Konfrontation mit Sterben und
Krieg
Die ältere Generation sollte dafür
eintreten, dass Leben Sinn macht, dass Leben Höhen und Tiefen
kennt. Ich selbst habe von meinen Eltern gelernt, dass auch
Kriegserfahrungen, traumatische Erfahrungen verarbeitet werden
können. Das ist ungeheuer wichtig für Kinder, für
Jugendliche, die ja vor großen Rätseln dieser Welt
stehen, die an Überinformation, an Konfrontation mit Sterben
und Krieg über die Bildschirme, in virtueller Weise
ständig konfrontiert sind. Zur Erziehung gehört, auch
über Tod und Sterben zu sprechen. Viel zu oft wird das meines
Erachtens ignoriert. Es ist wichtig, dass Kinder lernen: Leben und
Sterben gehören zusammen.
Ich denke, Eltern stehen heute vor
dramatischeren Herausforderungen als früher. Sie können
nicht einfach sagen: "So ist es, basta!", sondern sie müssen
sich ernsthaft auseinandersetzen mit den Fragen der jungen
Generation, mit den Fragen dieser Welt, mit denen wir konfrontiert
sind, mit den Fragen unserer Gesellschaft.
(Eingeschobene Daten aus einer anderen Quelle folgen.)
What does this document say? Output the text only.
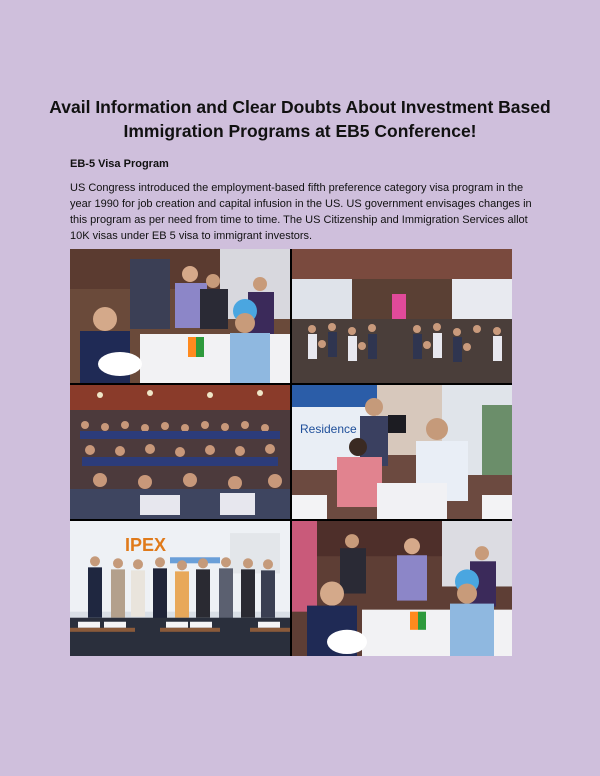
Avail Information and Clear Doubts About Investment Based Immigration Programs at EB5 Conference!
EB-5 Visa Program

US Congress introduced the employment-based fifth preference category visa program in the year 1990 for job creation and capital infusion in the US. US government envisages changes in this program as per need from time to time. The US Citizenship and Immigration Services allot 10K visas under EB 5 visa to immigrant investors.

Residence
IPEX
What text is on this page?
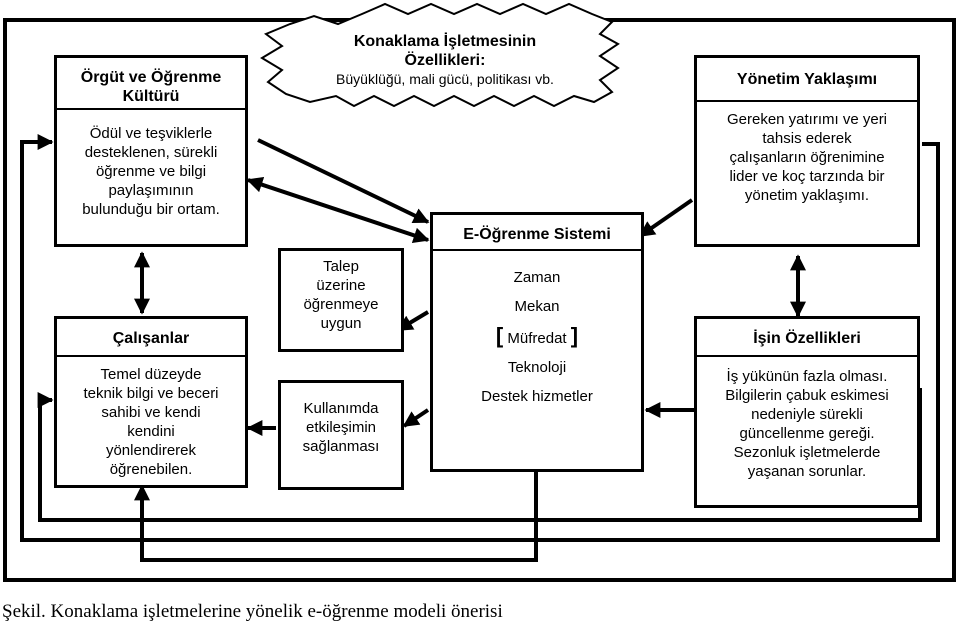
Örgüt ve Öğrenme Kültürü
Ödül ve teşviklerle
desteklenen, sürekli
öğrenme ve bilgi
paylaşımının
bulunduğu bir ortam.
Konaklama İşletmesinin
Özellikleri:
Büyüklüğü, mali gücü, politikası vb.	Yönetim Yaklaşımı
Gereken yatırımı ve yeri
tahsis ederek
çalışanların öğrenimine
lider ve koç tarzında bir
yönetim yaklaşımı.
Çalışanlar
Temel düzeyde
teknik bilgi ve beceri
sahibi ve kendi
kendini
yönlendirerek
öğrenebilen.
Talep
üzerine
öğrenmeye
uygun
Kullanımda
etkileşimin
sağlanması
E-Öğrenme Sistemi
Zaman
Mekan
[ Müfredat ]
Teknoloji
Destek hizmetler
İşin Özellikleri
İş yükünün fazla olması.
Bilgilerin çabuk eskimesi
nedeniyle sürekli
güncellenme gereği.
Sezonluk işletmelerde
yaşanan sorunlar.
Şekil. Konaklama işletmelerine yönelik e-öğrenme modeli önerisi
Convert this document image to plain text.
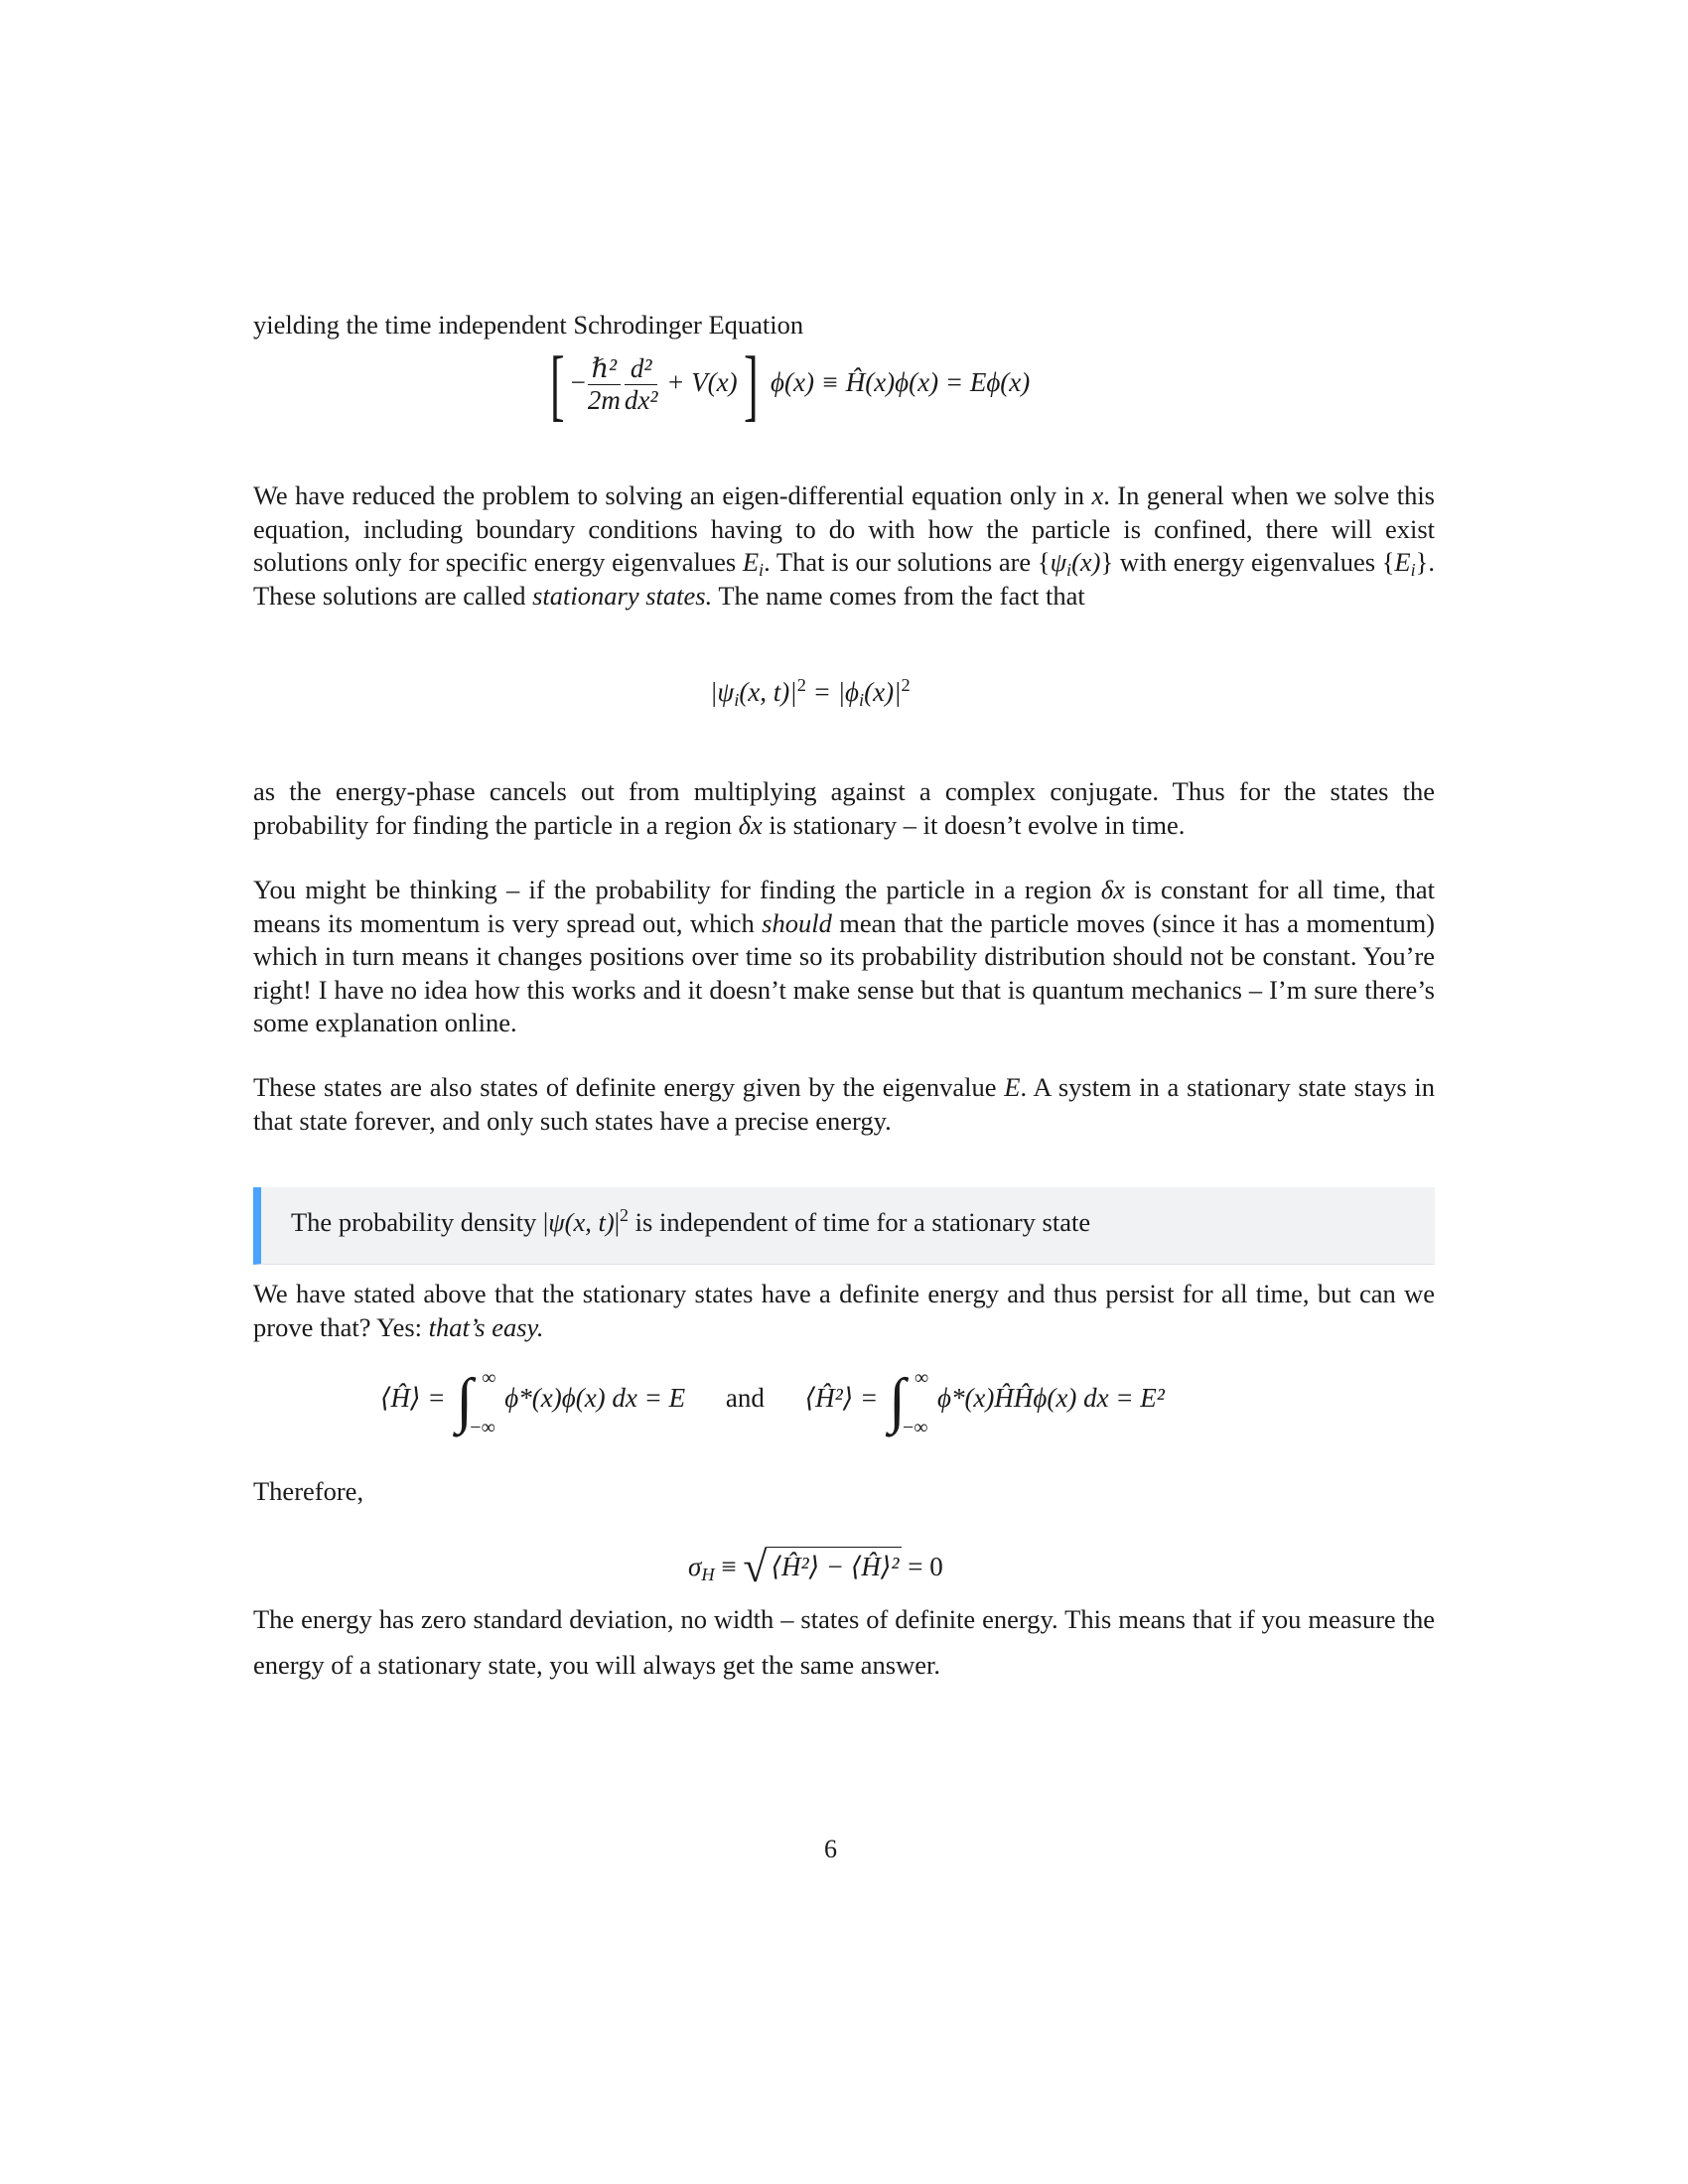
yielding the time independent Schrodinger Equation

[ − $\frac{\text{ℏ²}}{2m} \frac{\text{d²}}{\text{dx²}} + V(x)$] ϕ(x) ≡ Ĥ(x)ϕ(x) = Eϕ(x)

We have reduced the problem to solving an eigen-differential equation only in x. In general when we solve this equation, including boundary conditions having to do with how the particle is confined, there will exist solutions only for specific energy eigenvalues $E_i$. That is our solutions are $\{\psi_i(x)\}$ with energy eigenvalues $\{E_i\}$. These solutions are called stationary states. The name comes from the fact that

$|\psi_i(x$, $t)|^2 = |\phi_i(x)|^2$

as the energy-phase cancels out from multiplying against a complex conjugate. Thus for the states the probability for finding the particle in a region δx is stationary – it doesn’t evolve in time.

You might be thinking – if the probability for finding the particle in a region δx is constant for all time, that means its momentum is very spread out, which should mean that the particle moves (since it has a momentum) which in turn means it changes positions over time so its probability distribution should not be constant. You’re right! I have no idea how this works and it doesn’t make sense but that is quantum mechanics – I’m sure there’s some explanation online.

These states are also states of definite energy given by the eigenvalue E. A system in a stationary state stays in that state forever, and only such states have a precise energy.

The probability density |ψ(x, $t)|^2$ is independent of time for a stationary state

We have stated above that the stationary states have a definite energy and thus persist for all time, but can we prove that? Yes: that’s easy.

⟨Ĥ⟩ = ∫ ∞
−∞
ϕ*(x)ϕ(x) dx = E and ⟨Ĥ²⟩ = ∫ ∞
−∞
ϕ*(x)ĤĤϕ(x) dx = E²

Therefore,

$\sigma_H$ ≡ √ ⟨Ĥ²⟩ − ⟨Ĥ⟩² = 0

The energy has zero standard deviation, no width – states of definite energy. This means that if you measure the energy of a stationary state, you will always get the same answer.

6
Da dürfen sie nicht
ausweichen, sondern müssen ihren Mann und ihre Frau stehen,
ohne dabei die eigenen Fragen und Zweifel zu verstecken. Und sie
müssen die Kraft haben, Grenzen zu ziehen in einer Welt, die
sich grenzenlos gibt und Grenzenlosigkeit und Individualität
zum Ideal erhebt. Eine Familie leben heißt: Aufeinander
Rücksicht nehmen, Zeiten einhalten, Regeln beachten, Werte
teilen. Es braucht Kraft, das Miteinander durchzusetzen. Es braucht
Mut, ein Kind und mehr Kinder zu haben und die eigene
Individualität für das Gemeinsame zurückzustellen.
Für eine Gesellschaft aber sind gerade Familien von
allergrößter Wertschätzung. Wer in einer solchen
Vertrauensbeziehung aufwachsen darf, erhält sozusagen die
beste "Schutzimpfung" gegenüber den Auseinandersetzungen und
Versuchungen unserer Zeit. Er lernt Vertrauen, erfährt
Geborgenheit und Verlässlichkeit - das
Aufeinander-Angewiesensein wird eingeübt.
Als Gesellschaft tun wir gut daran, Mut zu
Kindern, Mut zur Familie zu machen. Das dürfen dann aber keine
hohlen und leeren Worte sein, sondern wir müssen Modelle
erstellen, wie wir Familien entlasten können.
Flexibilität in den Arbeitszeiten und in den
Betreuungseinrichtungen, Großelternbörsen als
Freiwilligenagenturen, besonderes Bemühen um die mehr als eine
Million Kinder, die in Sozialhilfe aufwachsen - das sind Grundlagen
von Familienfreundlichkeit. Und auch die Ermutigung zum Leben, die
Zusage des christlichen Glaubens, dass jeder Mensch vor Gott eine
eigene Würde hat, ob er nun einen Arbeitsplatz hat oder nicht,
ob sie nun schlank und schön ist oder nicht, ob es sich um
einen sportlichen Jungen handelt oder einen sterbenden alten Mann.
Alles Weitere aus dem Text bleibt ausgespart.